According to a study by consulting firm McKinsey, knowledge workers spent 19% of their time searching and gathering information to do their jobs. Put another way, for every 5 people you hire, you basically only get productive work out of 4.

Having a centralized internal wiki that contains internal document for how to perform processes, links to important documents and allows your team to collaborate on a specific topic is a huge time saver. In fact, that same study found that by setting us systems that make it easier to search and gather information, you not only recoup that lost 19% but also could increase productivity by as much as 35%.

Knowledge doesn’t leave with people

When one of your teammates inevitably leaves, she’ll take all the institutional knowledge on how to do their job with her. Sure, there’s the “brain dump” approach where you ask your teammate to write down everything she knows before leaving, but that rarely works since it’s hard to document everything in such a short time period and important pieces of information are inevitably forgotten.

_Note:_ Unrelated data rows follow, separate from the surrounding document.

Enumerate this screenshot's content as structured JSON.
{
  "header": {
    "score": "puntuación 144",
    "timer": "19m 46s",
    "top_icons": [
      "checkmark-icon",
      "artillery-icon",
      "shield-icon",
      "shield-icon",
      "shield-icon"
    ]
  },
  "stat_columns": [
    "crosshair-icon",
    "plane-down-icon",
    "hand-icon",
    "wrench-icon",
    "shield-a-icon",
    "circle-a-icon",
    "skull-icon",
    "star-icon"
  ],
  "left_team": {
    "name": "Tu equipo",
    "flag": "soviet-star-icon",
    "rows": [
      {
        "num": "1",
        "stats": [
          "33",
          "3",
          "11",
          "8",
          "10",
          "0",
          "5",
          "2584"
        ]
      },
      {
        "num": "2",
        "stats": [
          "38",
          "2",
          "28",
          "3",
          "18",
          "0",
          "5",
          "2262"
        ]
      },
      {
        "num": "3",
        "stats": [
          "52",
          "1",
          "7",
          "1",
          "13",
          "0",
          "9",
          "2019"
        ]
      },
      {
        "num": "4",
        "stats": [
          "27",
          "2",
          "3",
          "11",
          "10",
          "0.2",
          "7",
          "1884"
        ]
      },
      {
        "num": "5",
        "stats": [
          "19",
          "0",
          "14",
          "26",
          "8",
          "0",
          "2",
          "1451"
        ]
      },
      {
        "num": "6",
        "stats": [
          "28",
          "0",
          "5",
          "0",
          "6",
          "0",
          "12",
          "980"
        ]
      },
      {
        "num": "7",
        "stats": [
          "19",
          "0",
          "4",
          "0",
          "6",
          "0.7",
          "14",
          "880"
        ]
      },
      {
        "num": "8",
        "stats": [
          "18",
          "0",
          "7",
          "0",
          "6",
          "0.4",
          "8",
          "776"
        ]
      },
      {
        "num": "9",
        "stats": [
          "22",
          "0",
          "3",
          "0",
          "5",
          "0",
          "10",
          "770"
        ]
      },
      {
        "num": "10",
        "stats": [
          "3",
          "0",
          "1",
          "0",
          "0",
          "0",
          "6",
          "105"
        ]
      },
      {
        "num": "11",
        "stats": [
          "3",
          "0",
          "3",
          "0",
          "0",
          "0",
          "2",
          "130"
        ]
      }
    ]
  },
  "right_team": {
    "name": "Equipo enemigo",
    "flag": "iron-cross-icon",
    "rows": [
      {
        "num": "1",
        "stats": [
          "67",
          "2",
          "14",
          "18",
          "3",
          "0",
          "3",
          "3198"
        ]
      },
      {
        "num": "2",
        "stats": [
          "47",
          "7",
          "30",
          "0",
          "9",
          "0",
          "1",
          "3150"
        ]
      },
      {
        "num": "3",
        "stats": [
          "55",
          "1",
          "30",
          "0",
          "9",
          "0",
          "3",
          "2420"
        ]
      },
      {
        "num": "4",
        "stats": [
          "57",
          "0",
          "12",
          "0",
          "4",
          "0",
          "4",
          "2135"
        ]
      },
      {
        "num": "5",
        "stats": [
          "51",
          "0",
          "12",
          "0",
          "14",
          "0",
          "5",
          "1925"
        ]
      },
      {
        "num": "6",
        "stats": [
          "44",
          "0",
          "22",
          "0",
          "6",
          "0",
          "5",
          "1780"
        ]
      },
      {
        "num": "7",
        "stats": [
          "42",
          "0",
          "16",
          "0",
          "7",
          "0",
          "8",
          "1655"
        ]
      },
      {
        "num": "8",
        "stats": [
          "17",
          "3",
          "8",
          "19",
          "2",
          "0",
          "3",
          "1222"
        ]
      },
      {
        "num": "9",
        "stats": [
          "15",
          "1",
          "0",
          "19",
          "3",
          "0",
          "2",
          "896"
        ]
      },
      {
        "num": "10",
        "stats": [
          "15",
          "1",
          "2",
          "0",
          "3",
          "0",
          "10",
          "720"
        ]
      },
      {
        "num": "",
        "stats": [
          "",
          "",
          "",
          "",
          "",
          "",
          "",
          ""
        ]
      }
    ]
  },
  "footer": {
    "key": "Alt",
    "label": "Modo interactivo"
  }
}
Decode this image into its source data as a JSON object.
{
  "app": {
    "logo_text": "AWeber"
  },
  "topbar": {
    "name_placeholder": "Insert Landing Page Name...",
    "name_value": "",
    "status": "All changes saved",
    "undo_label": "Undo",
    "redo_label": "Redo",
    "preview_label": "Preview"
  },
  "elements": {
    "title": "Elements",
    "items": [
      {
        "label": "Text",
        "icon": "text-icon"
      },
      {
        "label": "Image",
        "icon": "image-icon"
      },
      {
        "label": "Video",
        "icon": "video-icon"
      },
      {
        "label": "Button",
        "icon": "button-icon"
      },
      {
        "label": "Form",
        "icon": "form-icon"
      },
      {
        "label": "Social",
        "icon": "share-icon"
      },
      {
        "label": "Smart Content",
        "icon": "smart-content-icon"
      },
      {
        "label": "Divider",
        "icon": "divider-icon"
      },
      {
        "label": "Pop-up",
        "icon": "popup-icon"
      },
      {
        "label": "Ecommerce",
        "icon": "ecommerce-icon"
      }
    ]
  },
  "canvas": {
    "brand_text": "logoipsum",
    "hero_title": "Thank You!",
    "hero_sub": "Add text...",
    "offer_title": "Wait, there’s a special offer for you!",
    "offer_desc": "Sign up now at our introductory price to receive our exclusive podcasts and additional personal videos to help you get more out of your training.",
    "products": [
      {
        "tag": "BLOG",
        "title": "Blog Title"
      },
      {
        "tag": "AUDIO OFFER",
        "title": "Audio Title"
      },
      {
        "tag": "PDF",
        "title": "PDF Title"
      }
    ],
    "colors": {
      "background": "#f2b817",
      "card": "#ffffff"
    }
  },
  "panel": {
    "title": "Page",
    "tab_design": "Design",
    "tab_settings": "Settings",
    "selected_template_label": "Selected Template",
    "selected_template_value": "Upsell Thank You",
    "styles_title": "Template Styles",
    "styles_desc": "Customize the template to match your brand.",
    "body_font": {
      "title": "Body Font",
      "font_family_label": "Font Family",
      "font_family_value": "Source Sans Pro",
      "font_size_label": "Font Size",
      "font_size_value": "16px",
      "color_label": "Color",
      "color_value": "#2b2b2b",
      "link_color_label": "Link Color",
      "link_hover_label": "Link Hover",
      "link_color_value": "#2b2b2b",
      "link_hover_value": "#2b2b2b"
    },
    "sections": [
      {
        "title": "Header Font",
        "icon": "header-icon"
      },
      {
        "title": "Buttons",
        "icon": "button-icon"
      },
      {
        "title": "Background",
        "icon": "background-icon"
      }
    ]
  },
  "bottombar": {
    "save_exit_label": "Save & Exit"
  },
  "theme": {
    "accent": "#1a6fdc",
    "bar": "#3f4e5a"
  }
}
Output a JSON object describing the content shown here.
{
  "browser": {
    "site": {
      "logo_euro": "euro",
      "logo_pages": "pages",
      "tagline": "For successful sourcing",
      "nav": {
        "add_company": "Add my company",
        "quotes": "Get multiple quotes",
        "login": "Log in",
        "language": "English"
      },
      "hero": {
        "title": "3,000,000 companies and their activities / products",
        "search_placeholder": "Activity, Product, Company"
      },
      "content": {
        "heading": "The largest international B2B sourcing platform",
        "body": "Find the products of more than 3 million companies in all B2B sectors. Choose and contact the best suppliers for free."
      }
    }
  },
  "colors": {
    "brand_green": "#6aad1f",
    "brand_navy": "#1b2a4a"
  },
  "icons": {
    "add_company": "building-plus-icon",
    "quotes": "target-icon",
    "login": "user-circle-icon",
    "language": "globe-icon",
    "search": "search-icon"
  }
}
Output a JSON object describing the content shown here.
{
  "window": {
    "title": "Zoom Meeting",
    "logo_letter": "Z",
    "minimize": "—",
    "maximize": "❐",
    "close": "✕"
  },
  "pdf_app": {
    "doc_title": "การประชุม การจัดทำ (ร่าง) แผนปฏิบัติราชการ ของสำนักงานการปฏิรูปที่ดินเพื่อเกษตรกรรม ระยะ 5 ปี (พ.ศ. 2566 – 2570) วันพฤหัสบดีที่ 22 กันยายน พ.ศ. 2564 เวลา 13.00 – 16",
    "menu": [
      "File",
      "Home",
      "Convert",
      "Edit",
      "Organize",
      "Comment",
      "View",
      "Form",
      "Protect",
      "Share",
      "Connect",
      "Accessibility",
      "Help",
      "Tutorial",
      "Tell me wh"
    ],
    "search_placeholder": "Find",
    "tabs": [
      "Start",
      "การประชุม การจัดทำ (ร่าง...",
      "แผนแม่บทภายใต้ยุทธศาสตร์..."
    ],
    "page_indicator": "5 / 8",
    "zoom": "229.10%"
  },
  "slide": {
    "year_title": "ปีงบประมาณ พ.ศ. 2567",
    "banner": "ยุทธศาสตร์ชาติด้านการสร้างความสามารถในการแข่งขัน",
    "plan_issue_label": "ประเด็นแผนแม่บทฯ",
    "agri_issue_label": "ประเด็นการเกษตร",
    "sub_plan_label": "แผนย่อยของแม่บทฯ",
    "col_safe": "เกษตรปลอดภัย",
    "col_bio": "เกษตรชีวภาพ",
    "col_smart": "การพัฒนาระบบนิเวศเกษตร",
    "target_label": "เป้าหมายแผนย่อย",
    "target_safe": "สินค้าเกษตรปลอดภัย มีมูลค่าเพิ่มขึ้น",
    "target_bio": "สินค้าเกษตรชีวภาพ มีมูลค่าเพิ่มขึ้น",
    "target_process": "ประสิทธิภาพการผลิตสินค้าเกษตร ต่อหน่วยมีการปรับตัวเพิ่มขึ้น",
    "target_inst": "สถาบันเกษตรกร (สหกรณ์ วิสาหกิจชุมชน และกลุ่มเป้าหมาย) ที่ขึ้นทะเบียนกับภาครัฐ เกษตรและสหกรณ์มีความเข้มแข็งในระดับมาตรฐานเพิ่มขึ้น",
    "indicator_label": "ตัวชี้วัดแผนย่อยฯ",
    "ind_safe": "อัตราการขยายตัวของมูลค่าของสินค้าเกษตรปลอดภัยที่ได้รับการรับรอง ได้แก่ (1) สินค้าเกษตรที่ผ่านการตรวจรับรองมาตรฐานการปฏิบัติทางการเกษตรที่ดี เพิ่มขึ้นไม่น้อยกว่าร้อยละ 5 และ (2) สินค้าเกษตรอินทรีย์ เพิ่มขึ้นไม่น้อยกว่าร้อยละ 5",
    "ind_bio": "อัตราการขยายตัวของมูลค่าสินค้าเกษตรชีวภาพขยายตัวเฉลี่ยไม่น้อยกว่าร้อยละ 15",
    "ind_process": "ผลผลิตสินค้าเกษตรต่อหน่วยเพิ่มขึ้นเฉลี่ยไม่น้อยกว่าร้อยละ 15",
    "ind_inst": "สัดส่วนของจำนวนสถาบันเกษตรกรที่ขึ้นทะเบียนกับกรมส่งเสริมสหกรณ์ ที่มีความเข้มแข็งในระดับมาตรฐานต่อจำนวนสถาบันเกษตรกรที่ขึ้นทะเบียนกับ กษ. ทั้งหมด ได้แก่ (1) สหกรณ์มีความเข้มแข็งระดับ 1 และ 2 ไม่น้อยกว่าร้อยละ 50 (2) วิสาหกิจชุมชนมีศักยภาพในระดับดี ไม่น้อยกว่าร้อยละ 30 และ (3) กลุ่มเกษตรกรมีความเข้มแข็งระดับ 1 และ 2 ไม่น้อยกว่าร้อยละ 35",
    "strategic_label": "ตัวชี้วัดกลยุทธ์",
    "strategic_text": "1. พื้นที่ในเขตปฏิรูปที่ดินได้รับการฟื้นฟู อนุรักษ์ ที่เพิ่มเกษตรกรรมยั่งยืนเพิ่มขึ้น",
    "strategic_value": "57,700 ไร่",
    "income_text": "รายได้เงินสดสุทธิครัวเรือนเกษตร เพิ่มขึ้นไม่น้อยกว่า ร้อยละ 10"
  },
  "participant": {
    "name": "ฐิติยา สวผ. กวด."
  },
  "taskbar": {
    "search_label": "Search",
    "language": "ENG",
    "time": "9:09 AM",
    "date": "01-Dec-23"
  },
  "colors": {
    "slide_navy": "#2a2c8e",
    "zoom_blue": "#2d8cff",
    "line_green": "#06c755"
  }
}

With an internal wiki, you can systematically capture your team’s knowledge as it’s happening in real time, so you already have it when you need it later. Over time, the accruement of institutional knowledge becomes a huge competitive advantage for your company that you may otherwise have missed out on creating.

Don’t have a workplace wiki yet?

At Tettra, we’re big believers in empowering your team, so we’re building the easiest to use internal wiki that will help your team share and access your team’s knowledge. We even let you search your wiki right from Slack.

If you’re using Slack and need a wiki, you can sign up for Tettra for free on our site.

If Slack’s not your thing, then there’s plenty of open-source wikis you can setup on your own servers for free, including MediaWiki, DokuWiki and Foswiki.